In 1995, Bruce Maslin and Richard Cowan described two subspecies of A. lineolata in the journal Nuytsia, and the names are accepted by the Australian Plant Census:
- Acacia lineolata Benth. subsp. lineolata has phyllodes mostly 2–3 mm long and peduncles 2–6 mm long and flowers in August and September.
- Acacia lineolata subsp. multilineata (W.Fitzg.) R.S.Cowan & Maslin (previously known as A. multilineata) has phyllodes mostly 4–8 mm long and peduncles 5–9 mm long, and flowers from June to August .

==Distribution and habitat==
Dwarf myall occurs between Yuna and Pingrup in the Avon Wheatbelt, Carnarvon, Coolgardie, Esperance Plains, Geraldton Sandplains, Mallee, Swan Coastal Plain and Yalgoo bioregions of south-western Western Australia where it grows on saline flats, sandplains and low-lying areas.

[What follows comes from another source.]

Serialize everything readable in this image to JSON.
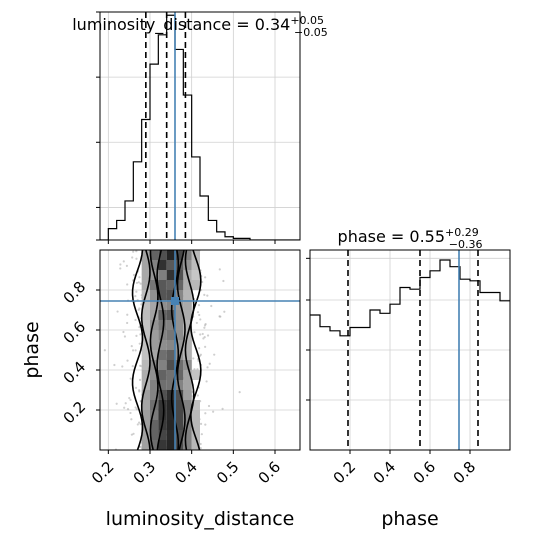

- Subspecies lineolata has a wide distribution from Kalbarri National Park to Pingrup, where it grows in sandy or stony loam with Casuarina and Halosarcia species and eucalypts.
- Subspecies multilineata has a more limited distribution and is only known from a few localities near Mullewa and near Arrino in the Avon Wheatbelt and Geraldton Sandplains bioregions, where it grows in sand and rocky clay on sandplains.

==Conservation status==
Subspecies lineata is listed as 'not threatened' but subsp. multilineata is listed as 'Priority One' by the Government of Western Australia Department of Biodiversity, Conservation and Attractions, meaning that it is known from only one or a few locations that are potentially at risk.